SECOND UPDATE We may also form APs in $E$ by looking at rational points $P_k=(x_k,y_k)\in S^1$ such that $x_k+y_k$ form an AP. The range of $x_k+y_k$ over the rational points of $S^1$ is exactly given by the values of $\pm \frac{m^2-2m-1}{m^2+1}$ for $m\in\mathbb{Q}^+$ by Vieta jumping. It is possible to list the elements of $\mathbb{Q}^+$ as in the Stern-Brocot tree and check for APs in the range of $f:x\mapsto \pm\frac{x^2-2x-1}{x^2+1}$. The triple $\frac{23}{65},\frac{35}{65},\frac{47}{65}$ is easily found by hand, and leads to the fact that
$$(65n-33)^2+(65n+56)^2,\quad (65n-25)^2+(65n+60)^2,\quad (65n-16)^2+(65n+63)^2$$
is a $3$-AP in $E$ (with common difference $1560n$) for any $n\geq 1$. And it looks extremely reasonable that the range of $f$ contains arbitrarily long APs, since $r_2(n)$ is unbounded.
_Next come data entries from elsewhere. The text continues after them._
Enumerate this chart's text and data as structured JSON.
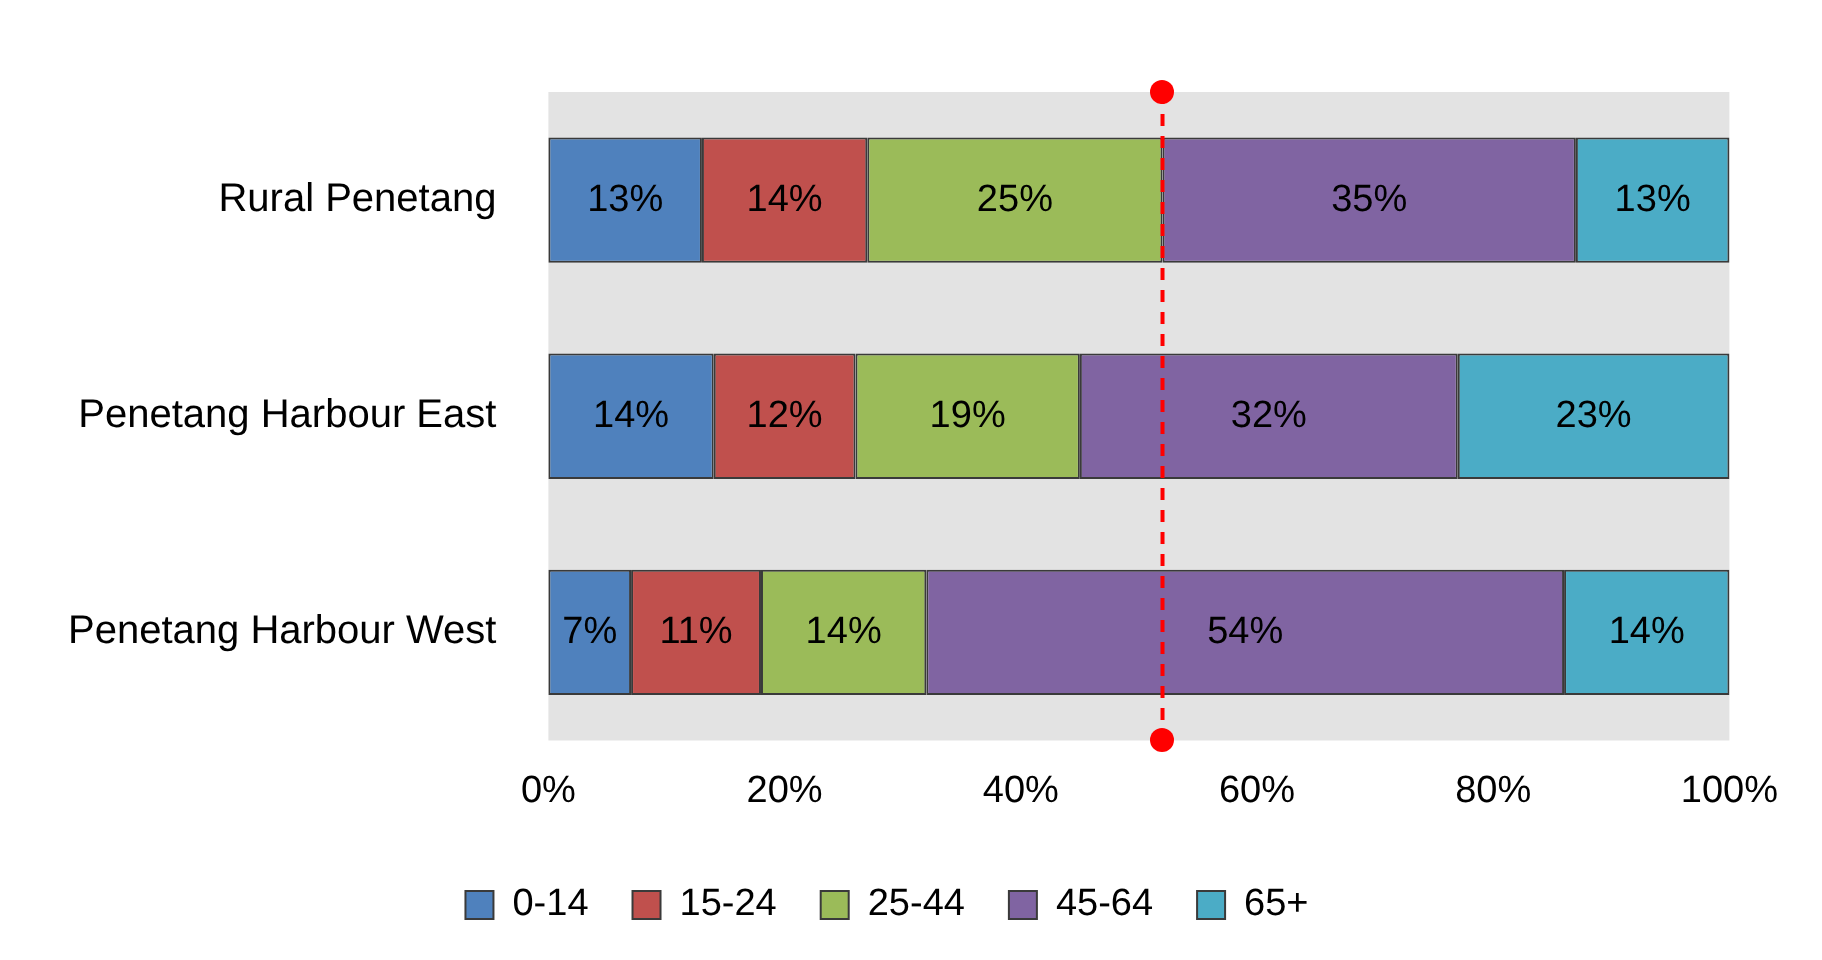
{
  "chart_data": {
    "type": "bar",
    "orientation": "horizontal",
    "stacked": true,
    "categories": [
      "Rural Penetang",
      "Penetang Harbour East",
      "Penetang Harbour West"
    ],
    "series": [
      {
        "name": "0-14",
        "color": "#4f81bd",
        "values": [
          13,
          14,
          7
        ],
        "value_labels": [
          "13%",
          "14%",
          "7%"
        ]
      },
      {
        "name": "15-24",
        "color": "#c0504d",
        "values": [
          14,
          12,
          11
        ],
        "value_labels": [
          "14%",
          "12%",
          "11%"
        ]
      },
      {
        "name": "25-44",
        "color": "#9bbb59",
        "values": [
          25,
          19,
          14
        ],
        "value_labels": [
          "25%",
          "19%",
          "14%"
        ]
      },
      {
        "name": "45-64",
        "color": "#8064a2",
        "values": [
          35,
          32,
          54
        ],
        "value_labels": [
          "35%",
          "32%",
          "54%"
        ]
      },
      {
        "name": "65+",
        "color": "#4bacc6",
        "values": [
          13,
          23,
          14
        ],
        "value_labels": [
          "13%",
          "23%",
          "14%"
        ]
      }
    ],
    "xlim": [
      0,
      100
    ],
    "xticks": [
      {
        "value": 0,
        "label": "0%"
      },
      {
        "value": 20,
        "label": "20%"
      },
      {
        "value": 40,
        "label": "40%"
      },
      {
        "value": 60,
        "label": "60%"
      },
      {
        "value": 80,
        "label": "80%"
      },
      {
        "value": 100,
        "label": "100%"
      }
    ],
    "ref_lines": [
      {
        "axis": "x",
        "value": 52,
        "color": "#ff0000",
        "line_style": "dashed"
      }
    ],
    "grid": false,
    "legend": "bottom"
  }
}
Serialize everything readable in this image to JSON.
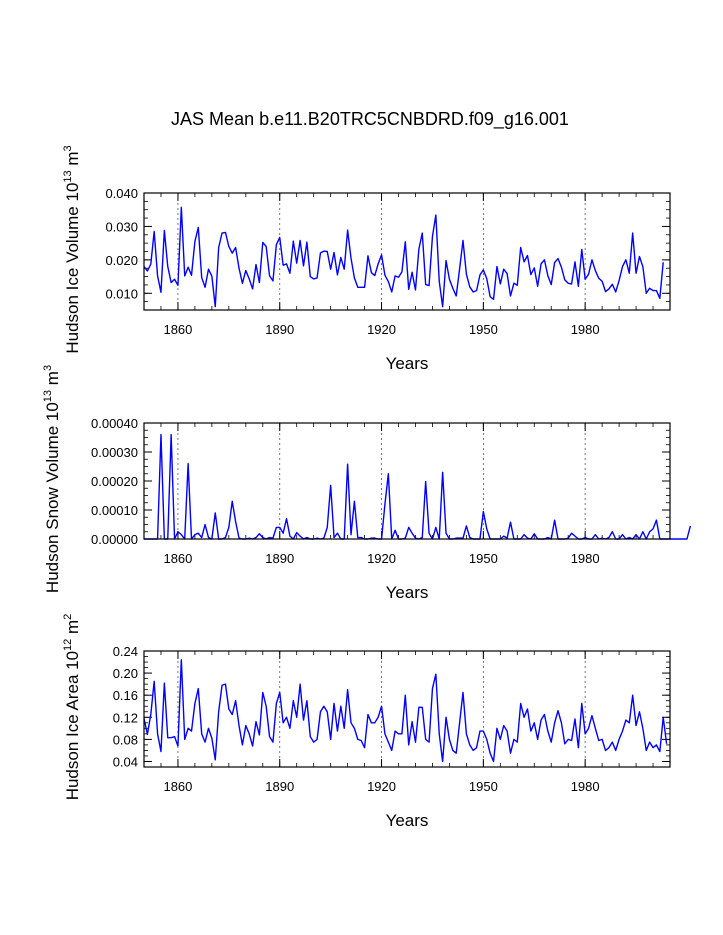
{
  "title": "JAS Mean b.e11.B20TRC5CNBDRD.f09_g16.001",
  "line_color": "#0000ff",
  "chart_data": [
    {
      "type": "line",
      "ylabel": "Hudson Ice Volume 10",
      "ylabel_exp": "13",
      "ylabel_unit": " m",
      "ylabel_unit_exp": "3",
      "xlabel": "Years",
      "xlim": [
        1850,
        2005
      ],
      "ylim": [
        0.005,
        0.04
      ],
      "yticks": [
        0.01,
        0.02,
        0.03,
        0.04
      ],
      "ytick_labels": [
        "0.010",
        "0.020",
        "0.030",
        "0.040"
      ],
      "xticks": [
        1860,
        1890,
        1920,
        1950,
        1980
      ],
      "xtick_labels": [
        "1860",
        "1890",
        "1920",
        "1950",
        "1980"
      ],
      "gridlines_x": [
        1860,
        1890,
        1920,
        1950,
        1980
      ],
      "x_start": 1850,
      "values": [
        0.018,
        0.0167,
        0.0187,
        0.0285,
        0.0152,
        0.0103,
        0.0288,
        0.018,
        0.0132,
        0.0142,
        0.0124,
        0.0357,
        0.0152,
        0.0178,
        0.0154,
        0.0255,
        0.0297,
        0.0147,
        0.0118,
        0.0172,
        0.0151,
        0.006,
        0.0237,
        0.028,
        0.0282,
        0.024,
        0.022,
        0.0237,
        0.0175,
        0.013,
        0.0168,
        0.0143,
        0.0113,
        0.0186,
        0.0132,
        0.0252,
        0.024,
        0.0152,
        0.0137,
        0.0245,
        0.0267,
        0.0184,
        0.0188,
        0.016,
        0.0256,
        0.019,
        0.0258,
        0.0182,
        0.0253,
        0.015,
        0.0143,
        0.0146,
        0.0221,
        0.0226,
        0.0225,
        0.0172,
        0.0222,
        0.0155,
        0.0207,
        0.0172,
        0.0289,
        0.0205,
        0.0146,
        0.0118,
        0.0118,
        0.0118,
        0.0212,
        0.0162,
        0.0153,
        0.0188,
        0.0215,
        0.0154,
        0.0135,
        0.0104,
        0.0152,
        0.0148,
        0.0164,
        0.0254,
        0.0112,
        0.0163,
        0.011,
        0.0232,
        0.028,
        0.0126,
        0.0123,
        0.027,
        0.0334,
        0.0136,
        0.006,
        0.0198,
        0.0142,
        0.0115,
        0.0092,
        0.0173,
        0.0258,
        0.0157,
        0.0119,
        0.0104,
        0.0108,
        0.0155,
        0.017,
        0.0144,
        0.009,
        0.0082,
        0.018,
        0.0128,
        0.0172,
        0.0159,
        0.0092,
        0.013,
        0.0124,
        0.0237,
        0.0194,
        0.0213,
        0.0156,
        0.0176,
        0.0121,
        0.0188,
        0.02,
        0.0153,
        0.0126,
        0.0192,
        0.0204,
        0.0178,
        0.014,
        0.013,
        0.0128,
        0.0194,
        0.0121,
        0.0231,
        0.0142,
        0.0157,
        0.02,
        0.0168,
        0.0145,
        0.0136,
        0.0105,
        0.0113,
        0.0127,
        0.0104,
        0.0138,
        0.018,
        0.02,
        0.016,
        0.028,
        0.016,
        0.021,
        0.018,
        0.01,
        0.0115,
        0.0108,
        0.0108,
        0.0085,
        0.0193
      ]
    },
    {
      "type": "line",
      "ylabel": "Hudson Snow Volume 10",
      "ylabel_exp": "13",
      "ylabel_unit": " m",
      "ylabel_unit_exp": "3",
      "xlabel": "Years",
      "xlim": [
        1850,
        2005
      ],
      "ylim": [
        0.0,
        0.0004
      ],
      "yticks": [
        0.0,
        0.0001,
        0.0002,
        0.0003,
        0.0004
      ],
      "ytick_labels": [
        "0.00000",
        "0.00010",
        "0.00020",
        "0.00030",
        "0.00040"
      ],
      "xticks": [
        1860,
        1890,
        1920,
        1950,
        1980
      ],
      "xtick_labels": [
        "1860",
        "1890",
        "1920",
        "1950",
        "1980"
      ],
      "gridlines_x": [
        1860,
        1890,
        1920,
        1950,
        1980
      ],
      "x_start": 1850,
      "values": [
        0.0,
        0.0,
        0.0,
        0.0,
        0.0,
        0.00036,
        0.0,
        0.0,
        0.00036,
        0.0,
        2.5e-05,
        1.5e-05,
        0.0,
        0.00026,
        0.0,
        1.5e-05,
        2e-05,
        5e-06,
        5e-05,
        5e-06,
        0.0,
        9e-05,
        0.0,
        0.0,
        5e-06,
        4e-05,
        0.00013,
        6e-05,
        3e-06,
        0.0,
        0.0,
        3e-06,
        0.0,
        5e-06,
        1.8e-05,
        5e-06,
        0.0,
        5e-06,
        3e-06,
        4e-05,
        4e-05,
        2e-05,
        7e-05,
        1e-05,
        0.0,
        2.2e-05,
        1e-05,
        0.0,
        5e-06,
        0.0,
        0.0,
        3e-06,
        0.0,
        3e-06,
        4e-05,
        0.000185,
        5e-06,
        2e-05,
        0.0,
        0.0,
        0.000258,
        1.5e-05,
        0.00013,
        5e-06,
        5e-06,
        0.0,
        0.0,
        3e-06,
        3e-06,
        0.0,
        0.0,
        0.00012,
        0.000225,
        0.0,
        3e-05,
        0.0,
        0.0,
        3e-06,
        4e-05,
        2e-05,
        3e-06,
        0.0,
        5e-06,
        0.000198,
        2e-05,
        0.0,
        4e-05,
        0.0,
        0.00023,
        2e-05,
        0.0,
        0.0,
        3e-06,
        3e-06,
        3e-06,
        4.5e-05,
        5e-06,
        0.0,
        0.0,
        0.0,
        9.5e-05,
        3.5e-05,
        0.0,
        0.0,
        0.0,
        0.0,
        1e-05,
        3e-06,
        5.8e-05,
        0.0,
        0.0,
        0.0,
        1.5e-05,
        3e-06,
        0.0,
        1.8e-05,
        0.0,
        0.0,
        0.0,
        5e-06,
        0.0,
        6.5e-05,
        0.0,
        0.0,
        0.0,
        3e-06,
        2e-05,
        1e-05,
        0.0,
        0.0,
        5e-06,
        0.0,
        0.0,
        1.5e-05,
        0.0,
        3e-06,
        0.0,
        5e-06,
        2.5e-05,
        0.0,
        0.0,
        1.5e-05,
        0.0,
        5e-06,
        0.0,
        1.5e-05,
        0.0,
        2.5e-05,
        0.0,
        2.5e-05,
        3.5e-05,
        6.5e-05,
        0.0,
        0.0,
        0.0,
        0.0,
        0.0,
        0.0,
        0.0,
        0.0,
        0.0,
        4.5e-05
      ]
    },
    {
      "type": "line",
      "ylabel": "Hudson Ice Area 10",
      "ylabel_exp": "12",
      "ylabel_unit": " m",
      "ylabel_unit_exp": "2",
      "xlabel": "Years",
      "xlim": [
        1850,
        2005
      ],
      "ylim": [
        0.03,
        0.24
      ],
      "yticks": [
        0.04,
        0.08,
        0.12,
        0.16,
        0.2,
        0.24
      ],
      "ytick_labels": [
        "0.04",
        "0.08",
        "0.12",
        "0.16",
        "0.20",
        "0.24"
      ],
      "xticks": [
        1860,
        1890,
        1920,
        1950,
        1980
      ],
      "xtick_labels": [
        "1860",
        "1890",
        "1920",
        "1950",
        "1980"
      ],
      "gridlines_x": [
        1860,
        1890,
        1920,
        1950,
        1980
      ],
      "x_start": 1850,
      "values": [
        0.118,
        0.089,
        0.125,
        0.185,
        0.09,
        0.058,
        0.182,
        0.083,
        0.083,
        0.085,
        0.068,
        0.224,
        0.08,
        0.1,
        0.095,
        0.145,
        0.172,
        0.09,
        0.075,
        0.1,
        0.082,
        0.043,
        0.13,
        0.178,
        0.18,
        0.135,
        0.125,
        0.15,
        0.105,
        0.07,
        0.105,
        0.09,
        0.068,
        0.112,
        0.088,
        0.165,
        0.14,
        0.085,
        0.075,
        0.145,
        0.165,
        0.11,
        0.12,
        0.1,
        0.15,
        0.12,
        0.18,
        0.115,
        0.15,
        0.085,
        0.075,
        0.08,
        0.13,
        0.14,
        0.13,
        0.08,
        0.145,
        0.095,
        0.14,
        0.1,
        0.17,
        0.11,
        0.1,
        0.08,
        0.078,
        0.065,
        0.125,
        0.11,
        0.11,
        0.12,
        0.14,
        0.09,
        0.075,
        0.06,
        0.095,
        0.09,
        0.09,
        0.16,
        0.07,
        0.112,
        0.075,
        0.138,
        0.138,
        0.08,
        0.075,
        0.172,
        0.198,
        0.09,
        0.04,
        0.12,
        0.08,
        0.06,
        0.055,
        0.11,
        0.165,
        0.09,
        0.07,
        0.06,
        0.065,
        0.095,
        0.095,
        0.08,
        0.055,
        0.04,
        0.1,
        0.08,
        0.105,
        0.095,
        0.055,
        0.08,
        0.075,
        0.145,
        0.12,
        0.135,
        0.095,
        0.11,
        0.08,
        0.115,
        0.125,
        0.095,
        0.075,
        0.11,
        0.132,
        0.11,
        0.072,
        0.08,
        0.078,
        0.117,
        0.065,
        0.145,
        0.09,
        0.1,
        0.123,
        0.1,
        0.078,
        0.08,
        0.06,
        0.065,
        0.075,
        0.06,
        0.08,
        0.095,
        0.115,
        0.11,
        0.16,
        0.105,
        0.13,
        0.1,
        0.06,
        0.075,
        0.065,
        0.07,
        0.058,
        0.12,
        0.072
      ]
    }
  ]
}
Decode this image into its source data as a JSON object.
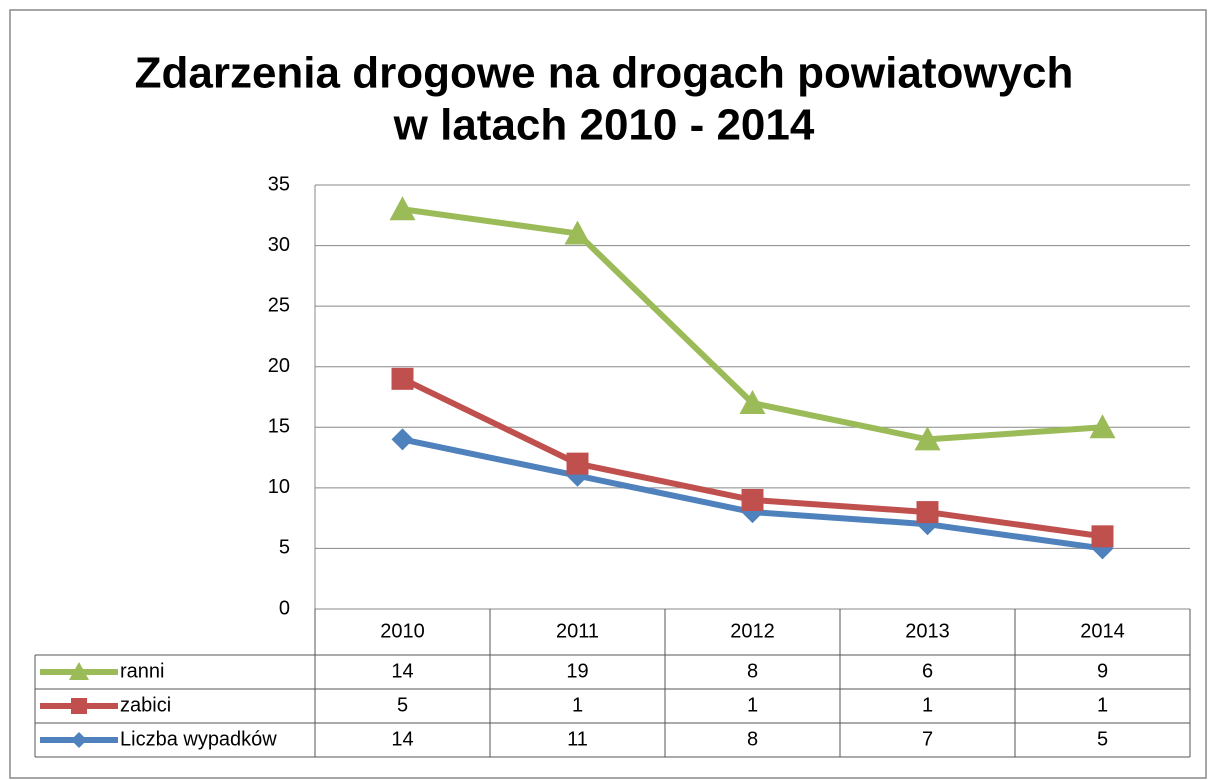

Another interesting fact is that the "linear" $4$-AP shown at the beginning can be extended to a $6$-AP if $n$ is chosen in such a way that both $2n^2\pm 30n+65$ belong to $E$. If $2n^2+30n+65\in E$ for any $n$ in the range of an odd cubic polynomial, $n=c(m)$, then
$$ 2c(m)^2+30 c(m)+65 = d(m)^2+e(m)^2 $$
automatically implies $2n^2-30n+65\in E$ via $2c(m)^2-30c(m)+65=d(-m)^2+e(-m)^2$. Actually I have not been able to find an odd cubic polynomial fulfilling this, but I managed to find an odd rational function, which up to rescaling gives parametric $6$-APs in terms of polynomials with degree $7$.
Best Answer
Yes: Green and Tao proved (Theorem 1.2 in their paper; see also this MO answer) not only that the primes contain arbitrarily long arithmetic progressions, but that the same is true of any subset of the primes with positive relative upper density. Primes congruent to $1 \pmod 4$ have relative density $1/2$, so they contain arbitrarily long APs.